Professionalität in der Erwachsenen- und Weiterbildung zwischen Ökonomie und Pädagogik. Ein kritischer Einwurf

Sehr geehrte Damen und Herren!

Ich freue mich hier heute anlässlich dieses Fach- und Praxistages für Weiterbildnerinnen und Weiterbildner in Schleswig-Holstein zu Ihnen sprechen zu dürfen. Was wäre das für eine pädagogische Wissenschaft, die den Bezug zur Praxis verlöre? Wir benötigen Ihren Input, um die Professionalisierung in der Weiterbildung vor dem Hintergrund sich kontinuierlich wandelnder gesellschaftlicher Erfordernisse bedarfsorientiert und zielgerichtet unterstützen zu können.

Ich möchte im Folgenden zunächst überblicksartig skizzieren, wie die Professionalitätsthematik derzeit in der wissenschaftlichen Erwachsenen- und Weiterbildung vorrangig diskutiert wird. Meine These ist, dass diese Diskussion eine ökonomische Schlagseite aufweist und dass es insofern sinnvoll wäre, sich wieder etwas stärker auf pädagogische Fragen – also auf Fragen nach der Theorie und Praxis von Bildung und Erziehung – zu konzentrieren.

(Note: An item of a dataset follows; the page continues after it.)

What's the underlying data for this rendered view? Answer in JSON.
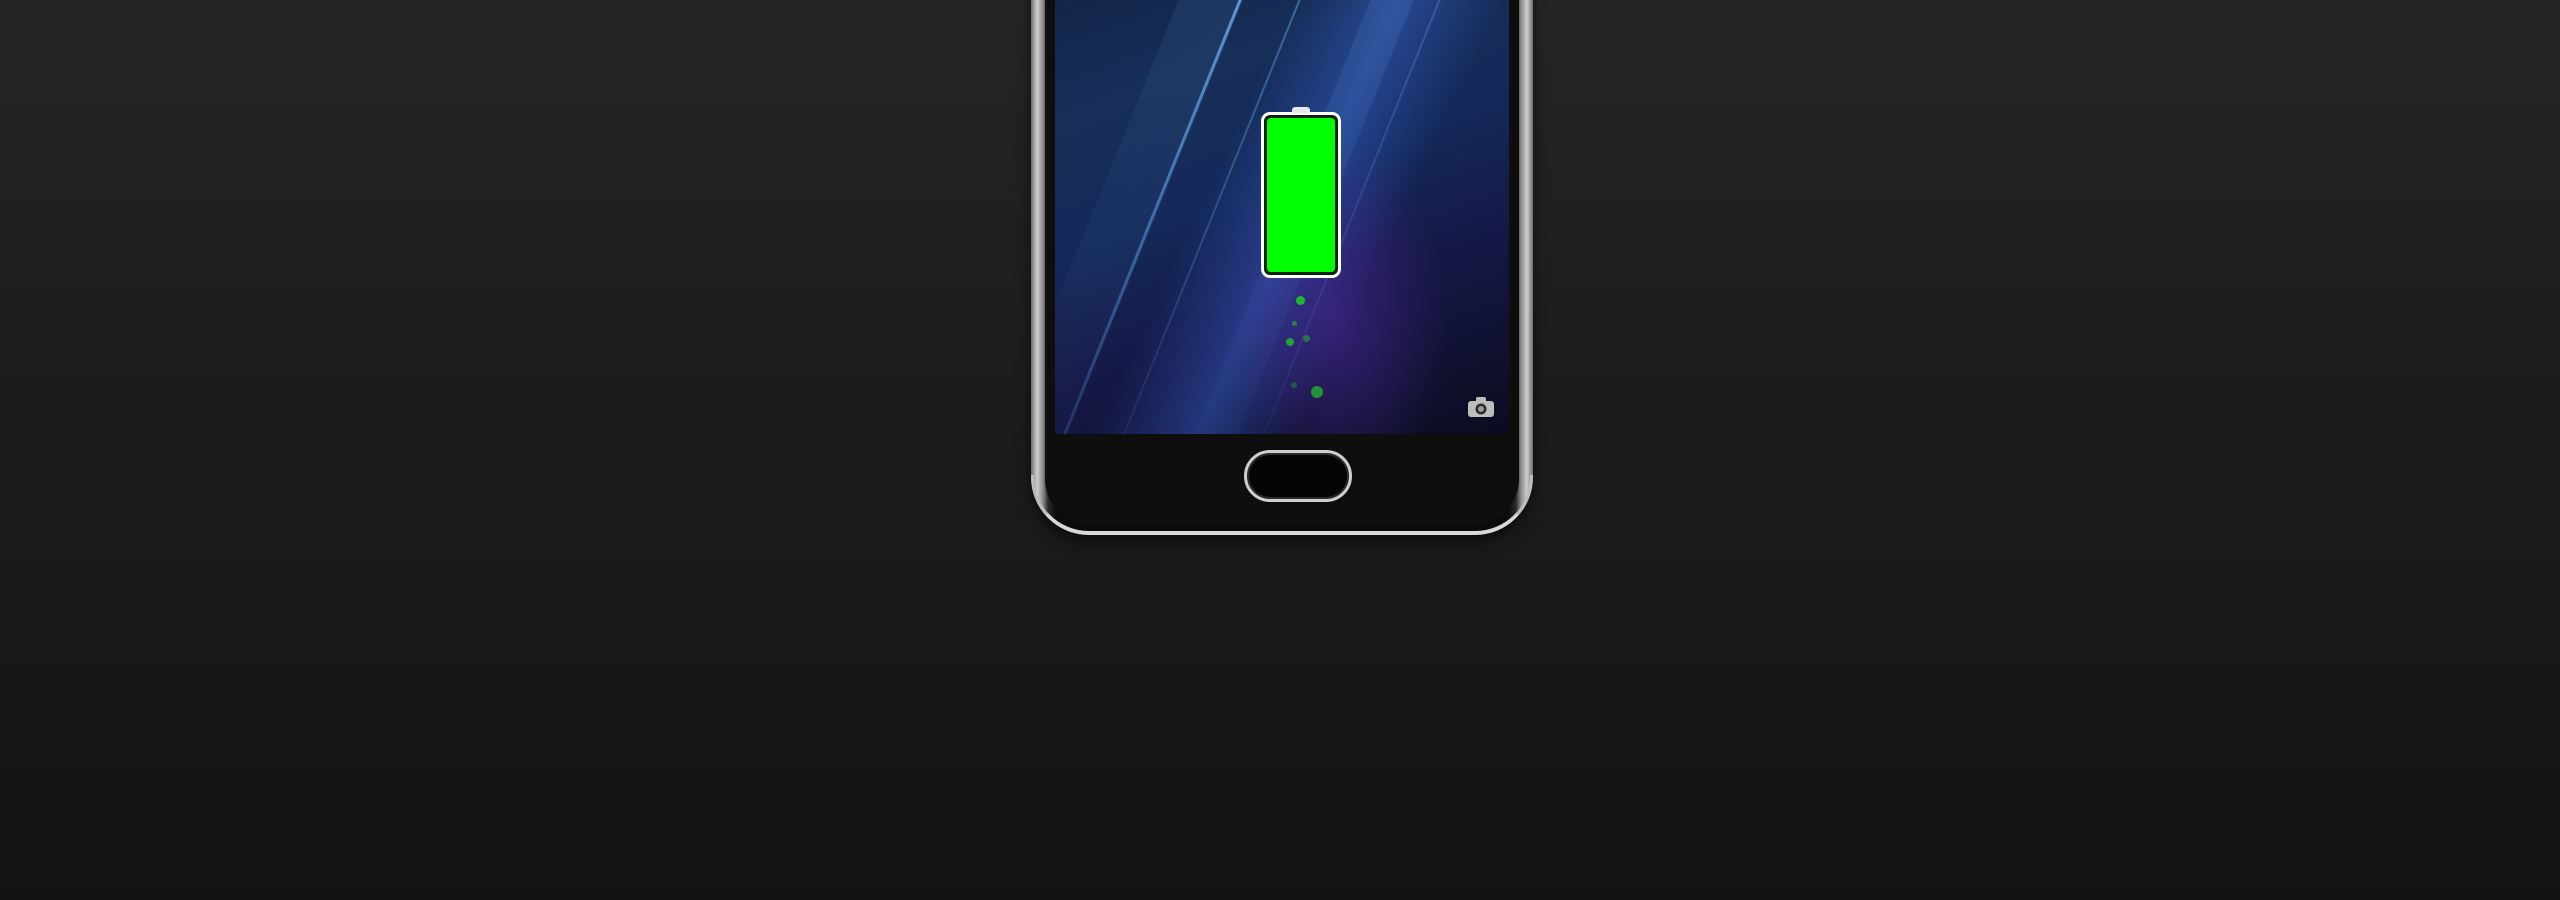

Dabei werde ich mich – angesichts der Zielgruppe dieser Tagung – auf die Lehrenden beziehen. Immerhin sind laut einer vom Bundesministerium für Bildung und Forschung im Jahr 2005 in Auftrag gegebenen Studie „Zur sozialen und beruflichen Lage der Lehrenden in der Weiterbildung“ ca. 80% aller Weiterbildner1 und Weiterbildnerinnen im weitesten Sinne lehrend tätig (vgl. WSF 2005, S. 5). Dass es sich dabei um eine äußerst heterogene Berufsgruppe handelt, ist bekannt. Schon die Vielzahl an Tätigkeitsbezeichnungen illustriert dies. Da ist unter anderem von „Trainern“, „Teamern“, „Seminarleitern“, „Dozenten“, „Coaches“ und immer häufiger auch von „Lernberatern“ oder „Facilitatoren“ die Rede (vgl. hierzu Koob/Lattke 2008). Und wenn ich hier heute von „Lehrenden“ spreche, dann verwende ich einen Oberbegriff. Nur 14% aller Beschäftigungsverhältnisse von Lehrenden in der Weiterbildung sind sozialversicherungspflichtig (vgl. WSF 2005, S. 15). Ca. 73% der Beschäftigten haben zwar einen akademischen Abschluss (vgl. ebd., S. 5). Aber immerhin verfügen 34% über keinen pädagogischen Bildungshintergrund (vgl. ebd., S. 49) – sei er nun universitär oder nicht. Diese ausgewählten Daten sprechen eine deutliche Sprache: Die Professionalisierung in der Erwachsenen- und Weiterbildung ist nicht nur eine kontinuierlich, sondern ebenso eine dringlich zu betreibende Aufgabe.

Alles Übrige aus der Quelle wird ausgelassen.